Discussion in 'Current Events' started by stubeeef, Apr 28, 2005.

  1. stubeeef macrumors 68030


    Aug 10, 2004
    How one is cured from the desease of extinction I'm not sure, but heard this on NPR this morning and here is the article.

    Pretty neat, the word HOPE comes to mind.
  2. mad jew Moderator emeritus

    mad jew

    Apr 3, 2004
    Adelaide, Australia
    So, does this mean it was never actually extinct? What an attention seeker!
  3. redeye be macrumors 65816

    redeye be

    Jan 27, 2005
    They should've killed it, now they are going to have to change all the books. Imagine how much trees killing just one bird (probably 2 or 3 ;)) would save.

    Nature! Houra!
  4. clayj macrumors 604


    Jan 14, 2005
    visiting from downstream
    Well, coelocanths were once thought to be extinct, as well... turns out they'd just been hiding behind the living room couch for millions of years. (Seriously, they were known only from fossils and were THOUGHT to be extinct, until one was caught by a fisherman back in 1920 or so.)

    Things like small birds and undersea creatures could easily be thought to be extinct, since they're hard to spot or track. With big creatures like polar bears, it would be a lot easier to confirm extinction.
  5. Les Kern macrumors 68040

    Les Kern

    Apr 26, 2002
    My grandmother has a NICE recipe. She said the last time she made it was 1931. It only uses wing-meat, and the recipe called for 200 of those very woodpeckers! She's looking forward to her trip their this summer.
  6. PlaceofDis macrumors Core

    Jan 6, 2004
    cool, i could only wish more cases were like this, but sadly thats not the truth behind it all
  7. Aeolius macrumors 6502a

    Jul 25, 2002

    Here's hoping they "find" some Tasmanian tigers (thylacine) next.
  8. strider42 macrumors 65816


    Feb 1, 2002

    Well, they were thought to be extinct by white western scientists. They never bothered to ask the natives of the Comoros Islands where it was found, or investigate. They'd known about it forever. It wasn't until a white scientist from South Africa came across one at a fish market that anyone payed any attention (the fish had got caught in an ocean current and ended up down by South Africa, the Comoros are much further up the african coast).
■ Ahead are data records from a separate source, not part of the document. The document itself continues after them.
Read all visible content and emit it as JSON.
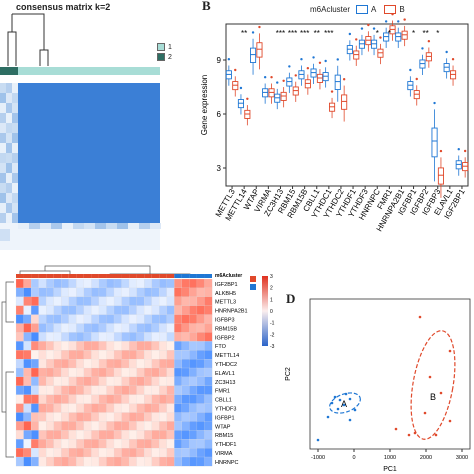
{
  "panel_a": {
    "title": "consensus matrix k=2",
    "legend": [
      "1",
      "2"
    ],
    "legend_colors": [
      "#a8ddd6",
      "#2e6e63"
    ]
  },
  "panel_b": {
    "letter": "B",
    "legend_title": "m6Acluster",
    "legend_labels": [
      "A",
      "B"
    ],
    "cluster_colors": {
      "A": "#1f77d4",
      "B": "#e0492b"
    },
    "ylabel": "Gene expression",
    "yticks": [
      "3",
      "6",
      "9"
    ],
    "genes": [
      "METTL3",
      "METTL14",
      "WTAP",
      "VIRMA",
      "ZC3H13",
      "RBM15",
      "RBM15B",
      "CBLL1",
      "YTHDC1",
      "YTHDC2",
      "YTHDF1",
      "YTHDF3",
      "HNRNPC",
      "FMR1",
      "HNRNPA2B1",
      "IGFBP1",
      "IGFBP2",
      "IGFBP3",
      "ELAVL1",
      "IGF2BP1"
    ],
    "signif": [
      "",
      "**",
      "",
      "",
      "***",
      "***",
      "***",
      "**",
      "***",
      "",
      "",
      "",
      "*",
      "*",
      "",
      "*",
      "**",
      "*",
      "",
      ""
    ]
  },
  "chart_data": {
    "type": "box",
    "ylabel": "Gene expression",
    "ylim": [
      2,
      11
    ],
    "categories": [
      "METTL3",
      "METTL14",
      "WTAP",
      "VIRMA",
      "ZC3H13",
      "RBM15",
      "RBM15B",
      "CBLL1",
      "YTHDC1",
      "YTHDC2",
      "YTHDF1",
      "YTHDF3",
      "HNRNPC",
      "FMR1",
      "HNRNPA2B1",
      "IGFBP1",
      "IGFBP2",
      "IGFBP3",
      "ELAVL1",
      "IGF2BP1"
    ],
    "series": [
      {
        "name": "A",
        "medians": [
          8.2,
          6.6,
          9.3,
          7.2,
          6.9,
          7.8,
          8.2,
          8.3,
          8.1,
          7.8,
          9.6,
          9.9,
          9.9,
          10.3,
          10.3,
          7.6,
          8.8,
          4.5,
          8.6,
          3.2
        ]
      },
      {
        "name": "B",
        "medians": [
          7.6,
          6.0,
          9.6,
          7.2,
          7.0,
          7.3,
          7.7,
          8.0,
          6.4,
          6.7,
          9.3,
          10.1,
          9.4,
          10.7,
          10.4,
          7.1,
          9.2,
          2.6,
          8.2,
          3.1
        ]
      }
    ]
  },
  "panel_c": {
    "annotation_title": "m6Acluster",
    "scale_ticks": [
      "3",
      "2",
      "1",
      "0",
      "-1",
      "-2",
      "-3"
    ],
    "rows": [
      "IGF2BP1",
      "ALKBH5",
      "METTL3",
      "HNRNPA2B1",
      "IGFBP3",
      "RBM15B",
      "IGFBP2",
      "FTO",
      "METTL14",
      "YTHDC2",
      "ELAVL1",
      "ZC3H13",
      "FMR1",
      "CBLL1",
      "YTHDF3",
      "IGFBP1",
      "WTAP",
      "RBM15",
      "YTHDF1",
      "VIRMA",
      "HNRNPC"
    ]
  },
  "panel_d": {
    "letter": "D",
    "xlabel": "PC1",
    "ylabel": "PC2",
    "label_a": "A",
    "label_b": "B",
    "xticks": [
      "-1000",
      "0",
      "1000",
      "2000",
      "3000"
    ]
  }
}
    I realize that the scientists would ahve had no reason to ask about the ceolocanth before "science" discovered it, but there were plenty of people who knew it existed. The lesson there is that you shouldn't rely on outside observers for science. Sometimes you need to get answers from people who deal with what you're studying every day.
  9. wdlove macrumors P6


    Oct 20, 2002
    This is good new. The bird must be very viable since they are still alive and well. Woodpeckers are a real neat bird.
  10. Mr. Anderson Moderator emeritus

    Mr. Anderson

    Nov 1, 2001
    Unfortunately, even though this one managed to survive, there are so many others that don't. It pretty cool that it did, though.

    And then there's all that talk about taking viable cells from frozen Mammoths and bringing them back.

    Someone should start a web site to track all this.... :D

  11. Lacero macrumors 604


    Jan 20, 2005
    Double billing! Yes! My prayers go out to all the endangered species. We need more wildlife sanctuaries all around the industrialized nations.